さだまさしの「坂のある町」というヒット曲がある。あの北海道の港町の、サンフランシスコ級の坂には遠く及ばないが、目黒区大岡山という坂の多い町で小学校一年から14歳まで育ったぼくは、日活映画『陽のあたる坂道』が世に出たとき、作品(子供なので見ていないけれど)に親近感を覚えると同時に、坂というものが昇格したように感じ、坂道の陽のあたる側を見ては、なにやら誇らしい気分に襲われたものだ。それまでいた北海道の町は、峡谷の平坦な部分にあったから、坂というものの思い出は皆無で、あるとすれば空知川の支流へ続く僅かな斜面を、凍った水面に向かってスキーで滑って転んで下りていったことくらいである。

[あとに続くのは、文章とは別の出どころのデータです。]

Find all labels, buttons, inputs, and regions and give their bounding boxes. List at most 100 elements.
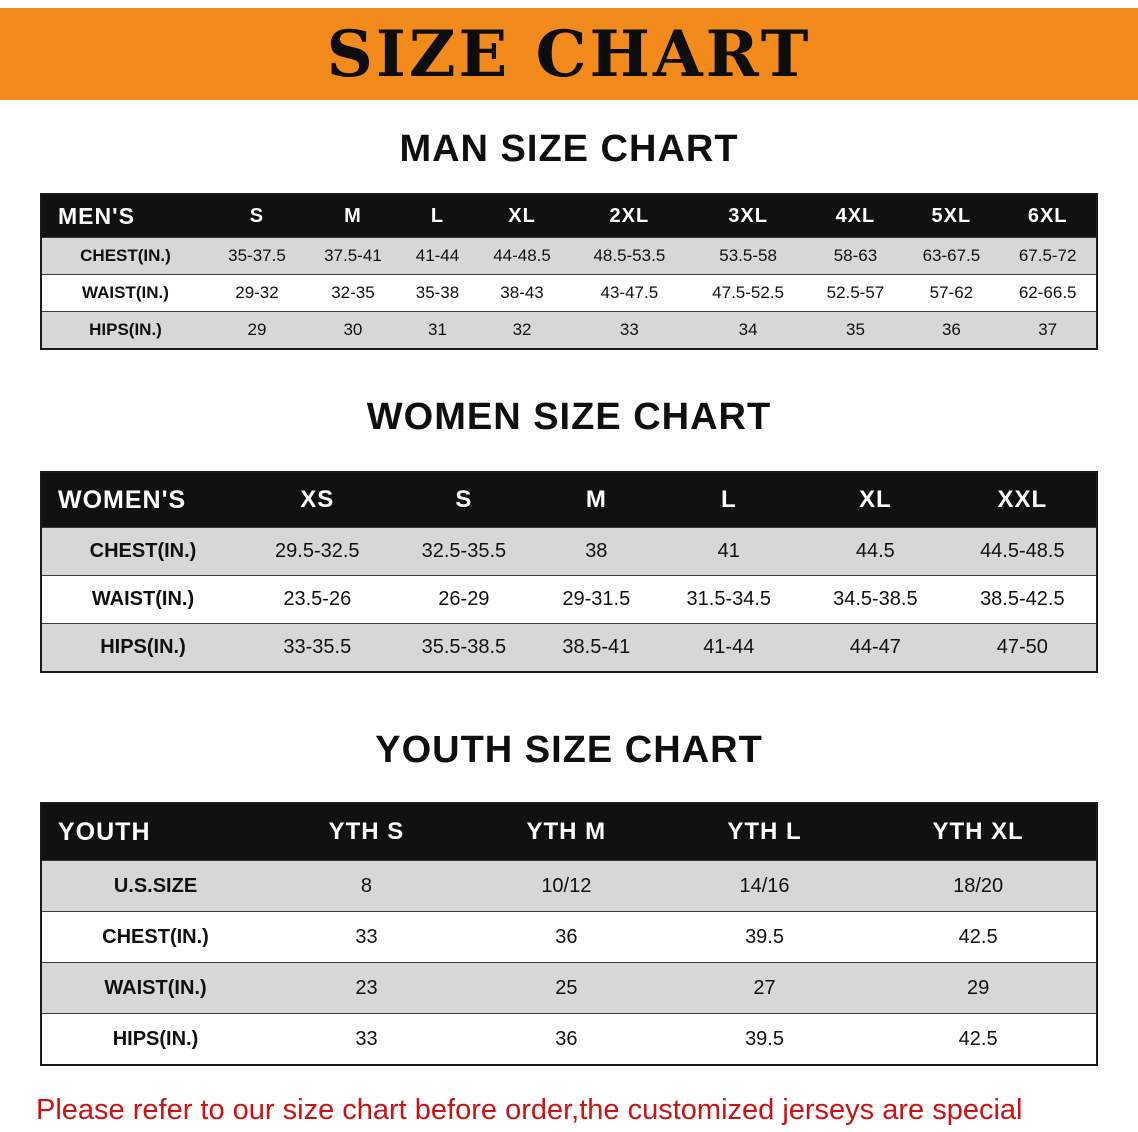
size-cell: 18/20 <box>860 860 1097 912</box>
size-cell: 23 <box>269 962 464 1014</box>
banner: SIZE CHART <box>0 8 1138 100</box>
size-cell: 53.5-58 <box>688 237 808 275</box>
size-cell: 32-35 <box>304 274 401 312</box>
table-corner-label: WOMEN'S <box>41 472 244 528</box>
footer-line-1: Please refer to our size chart before or… <box>36 1094 1023 1126</box>
size-cell: 35-38 <box>400 274 475 312</box>
women-size-table: WOMEN'S XS S M L XL XXL CHEST(IN.) 29.5-32.5 32.5… <box>40 471 1098 673</box>
size-cell: 44-48.5 <box>474 237 570 275</box>
size-cell: 30 <box>304 311 401 349</box>
row-label: WAIST(IN.) <box>41 575 244 624</box>
row-label: CHEST(IN.) <box>41 237 209 275</box>
column-header: 6XL <box>999 194 1097 238</box>
size-cell: 44.5 <box>802 527 949 576</box>
table-row: CHEST(IN.) 29.5-32.5 32.5-35.5 38 41 44.5 44.5… <box>41 527 1097 576</box>
size-cell: 67.5-72 <box>999 237 1097 275</box>
table-row: CHEST(IN.) 33 36 39.5 42.5 <box>41 911 1097 963</box>
size-cell: 25 <box>463 962 669 1014</box>
size-cell: 38-43 <box>474 274 570 312</box>
size-cell: 32 <box>474 311 570 349</box>
size-cell: 42.5 <box>860 1013 1097 1065</box>
women-section: WOMEN SIZE CHART WOMEN'S XS S M L XL XXL CHEST(… <box>0 396 1138 673</box>
size-cell: 8 <box>269 860 464 912</box>
column-header: 2XL <box>570 194 689 238</box>
size-cell: 36 <box>463 911 669 963</box>
size-cell: 34.5-38.5 <box>802 575 949 624</box>
size-cell: 41 <box>655 527 803 576</box>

そういう子どもが、おおきな岡の頂きからタコが足を伸ばすように坂が延びている町に移った結果、見渡せないという閉塞感があったようだ。というのも、父の社宅はうぐいす坂という急な傾斜を下り切ったところにあったからで、坂の上がり口は「ふもと」と呼ぶようだが、そのふもとから歩いて、のちに自転車を買ってもらってからは漕いで上がっては、商店街へ買物の遣いに行き、床屋へ行き、(電話が入るまでは)蕎麦などの出前を頼みに行き、”お絵描き”の塾へ通い、ショウキュウ軒(漢字を覚えていない)にプロレスを見に行っては下って戻る日々が始まった。メーンな坂は数本あり、その中の学校に行く坂は土坂で、豪雨で出来た”川”を跨ぎ、滑りそうになりながら上り下りした。小学校へ続くこの坂は、雨期を知らない道産子には鬼門的存在で、truancyは「無断欠席」、長引くとschool refusal「不登校」となるが、truantな生徒にならなかったのは、夏に越してすぐの長雨の新学期に、お隣のマチ子ちゃん(これまた漢字を知らない)に手を引いてもらい新世界へ向かう泥道の傾斜を何とか上っていったというラッキーな出だしがあったからだと思う。